Characteristics of the included studies[5101112131415161718192021222324252627]

Study	Year	Country	Patients	n	Parvovirus B19 detection	Incidence of parvovirus B19 infection (%)	Incidence of anemia among parvovirus B19 infection (%)
Bertoni et al.[10]	1997	Italy	Deceased kidney transplant patients with severe hypoproliferative anemia	9	PCR	Severe anemia - 4/9 (44.4)	NR
Gallinella et al.[11]	1999	Italy	Kidney transplant patients within 6 months after transplant	59	PCR	0/59 (0)	NR
Zolnourian et al.[12]	2000	Ireland	Kidney transplant patients within 4 months after transplant	110	PCR	2/110 (1.8)	0/2 (0)
Malyszko et al.[13]	2002	Poland	Kidney transplant patients	47	IgM, IgG	IgM - 11/47 (23.4) IgG - 31/47 (66)	NR
Cavallo et al.[14]	2003	Italy	Kidney transplant patients	48 with anemia 21 without anemia	PCR	With anemia - 11/48 (22.9) Without anemia - 1/21 (4.8)	NR
Ki et al.[15]	2005	South Korea	Kidney transplant patients	167	PCR	52/167 (31.1)	Acute rejection - 7/52 (13) Graft failure - 1/52 (2) Pure red cell aplasia - 2/52 (4)
Eid et al.[16]	2006	US	Kidney transplant patients within 1 year after transplant	9	PCR	0/9 (0)	NR
Egbuna et al.[17]	2006	US	Kidney transplant patients with anemia and erythropoietin resistance	8	PCR, IgM, IgG	PCR - 3/8 (37.5) IgM - 1/8 (12.5) IgG - 2/8 (25)	NR
Ardalan et al.[18]	2008	Iran	Kidney transplant patients	100	PCR, IgM, IgG	PCR - 6/100 (6) IgM - 6/100 (6)	NR
Park et al.[19]	2009	South Korea	Kidney transplant patients	143	PCR	Positive B19 PCR - 84/143 (58.7) High titer >106 copies/5 µL - 13/143 (9.1)	Persistent severe anemia Positive B19 PCR - 13/84 (15) High titer - 11/13 (85) Anemia at 6 months Positive B19 PCR - 13/84 (15) High titer - 3/13 (23) Anemia at 12 months Positive B19 PCR - 9/84 (11) High titer - 1/13 (8)
Čapenko et al.[20]	2012	Latvia	Deceased kidney transplant patients	63 (38 with anemia, 25 without anemia)	PCR and IgM	All - 12/63 (19) With anemia - 12/38 (31.6) Without anemia - 0/25 (0)	Anemia - 12/12 (100) EPO-resistant severe anemia - 7/12 (58)
Carraturo et al.[21]	2012	Italy	Kidney transplant patients	64 (14 with anemia, 50 without anemia)	PCR	All - 2/64 (3) With anemia - 0/14 (0) Without anemia - 2/50 (4)	0/2 (0)
Plentz et al.[5]	2013	Germany	Kidney transplant patients within 6 months after transplant	147	PCR	2/147 (1.4)	NR
Porignaux et al.[22]	2013	France	Kidney transplant patients within 1 year after transplant	60	PCR	6/60 (10)	NR
Khameneh et al.[23]	2014	Iran	Kidney transplant patients with anemia	91	IgG	63/91 (69.2)	Anemia - 63/63 (100) Severe anemia - 47/63 (75)
Pambrun et al.[24]	2014	France	Kidney transplant patients undergoing bone marrow aspiration for cytopenia	72	PCR	Bone marrow - 11/72 (15.3) Blood - 4/72 (5.5)	NR
Krishnan et al.[25]	2015	USA	Kidney transplant patients	144	PCR or IgM	3/144 (2.1)	3/3 (100)
Baek et al.[26]	2017	South Korea	Kidney transplant patients	602	PCR	39/602 (6.5)	Severe anemia (Hb <7) - 27/39 (69)
Xiao et al.[27]	2013	China	Living related kidney transplant patients	144	PCR	27/144 (18.8)	PRCA - 2/27 (7.4)

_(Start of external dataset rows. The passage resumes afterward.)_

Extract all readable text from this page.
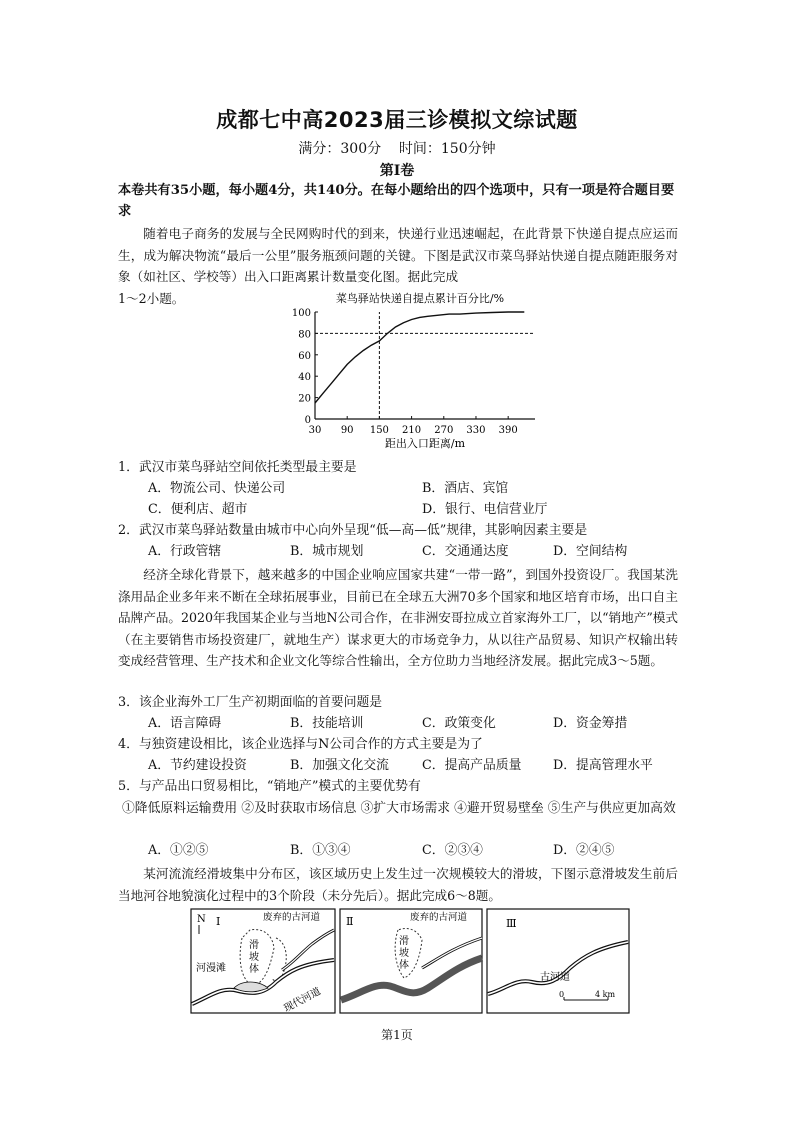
成都七中高2023届三诊模拟文综试题
满分：300分    时间：150分钟
第Ⅰ卷
本卷共有35小题，每小题4分，共140分。在每小题给出的四个选项中，只有一项是符合题目要求
随着电子商务的发展与全民网购时代的到来，快递行业迅速崛起，在此背景下快递自提点应运而生，成为解决物流“最后一公里”服务瓶颈问题的关键。下图是武汉市菜鸟驿站快递自提点随距服务对象（如社区、学校等）出入口距离累计数量变化图。据此完成
1～2小题。	菜鸟驿站快递自提点累计百分比/%
0
20
40
60
80
100
30 90 150 210 270 330 390
距出入口距离/m
1．武汉市菜鸟驿站空间依托类型最主要是
A．物流公司、快递公司	B．酒店、宾馆
C．便利店、超市	D．银行、电信营业厅
2．武汉市菜鸟驿站数量由城市中心向外呈现“低—高—低”规律，其影响因素主要是
A．行政管辖	B．城市规划	C．交通通达度	D．空间结构
经济全球化背景下，越来越多的中国企业响应国家共建“一带一路”，到国外投资设厂。我国某洗涤用品企业多年来不断在全球拓展事业，目前已在全球五大洲70多个国家和地区培育市场，出口自主品牌产品。2020年我国某企业与当地N公司合作，在非洲安哥拉成立首家海外工厂，以“销地产”模式（在主要销售市场投资建厂，就地生产）谋求更大的市场竞争力，从以往产品贸易、知识产权输出转变成经营管理、生产技术和企业文化等综合性输出，全方位助力当地经济发展。据此完成3～5题。
3．该企业海外工厂生产初期面临的首要问题是
A．语言障碍	B．技能培训	C．政策变化	D．资金筹措
4．与独资建设相比，该企业选择与N公司合作的方式主要是为了
A．节约建设投资	B．加强文化交流	C．提高产品质量 D．提高管理水平
5．与产品出口贸易相比，“销地产”模式的主要优势有
①降低原料运输费用 ②及时获取市场信息 ③扩大市场需求 ④避开贸易壁垒 ⑤生产与供应更加高效
A．①②⑤	B．①③④	C．②③④	D．②④⑤
某河流流经滑坡集中分布区，该区域历史上发生过一次规模较大的滑坡，下图示意滑坡发生前后当地河谷地貌演化过程中的3个阶段（未分先后）。据此完成6～8题。
N Ⅰ	废弃的古河道
滑
坡
体
河漫滩
现代河道
Ⅱ	废弃的古河道
滑
坡
体
Ⅲ
古河道
0	4 km
第1页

EPO: Erythropoietin, IgG: Immunoglobulin G, NR: Not reported, IgM: Immunoglobulin M, PCR: Polymerase chain reaction, PRCA: Pure red cell aplasia, Hb: Hemoglobin

Incidence of parvovirus B19 infection among kidney transplant patients

Overall, the pooled estimated seroprevalence of parvovirus B19 IgG was 62.2% in KTx recipients (95% CI: 45.8%–76.1%, I2= 60%) [Figure 2a]. The pooled estimated incidence rate of positive parvovirus B19 DNA in the 1st year after KTx was 10.3% (95% CI: 5.5%–18.4%, I2= 94%) [Figure 2b]. Sensitivity analysis excluding a study[10](that solely included KTx patients with anemia) was performed and showed the pooled estimated incidence rate of positive parvovirus B19 DNA after KTx of 7.6% (95% CI: 3.7%–15.0%, I2= 94%).

Figure 2

Forest plots of the included studies assessing. (a) Seroprevalence of parvovirus B19 immunoglobulin G and (b) incidence rate of positive parvovirus B19 DNA in kidney transplant patients. A diamond data marker represents the overall rate from each included study (square data marker) and 95% confidence interval

Among KTx patients with anemia, the pooled estimated incidence rate of positive parvovirus B19 DNA was 27.4% (95% CI: 16.6%–41.7%, I2= 38%) [Figure 3]. Meta-regression analysis demonstrated no significant correlations between the year of study and the incidence rate of positive parvovirus B19 DNA (P = 0.33) [Figure 4].

Figure 3

Forest plots of the included studies assessing incidence rate of positive parvovirus B19 DNA among kidney transplant patients with anemia. A diamond data marker represents the overall rate from each included study (square data marker) and 95% confidence interval

Figure 4

Meta-regression analysis demonstrated no significant correlations between the year of study and the incidence rate of positive parvovirus B19 DNA (P = 0.33). The solid black line represents the weighted regression line based on variance-weighted least squares. The inner and outer lines show the 95% confidence interval and prediction interval around the regression line. The circles indicate log event rates in each study

Evaluation for publication bias

Funnel plot [Supplementary Figure 1] and Egger's regression asymmetry test were performed to evaluate for publication bias in the analyses evaluating the pooled estimated incidence rate of positive parvovirus B19 DNA in KTx recipients. There was no significant publication bias, P = 0.08.

DISCUSSION

In this systematic review and meta-analysis, we revealed that the overall estimated incidence of positive parvovirus B19 DNA among KTx recipients is 10.3%. Among KTx patients with anemia, the incidence rate of positive parvovirus B19 DNA is 27.4%. The incidence of positive parvovirus B19 DNA has not seemed to decrease over time.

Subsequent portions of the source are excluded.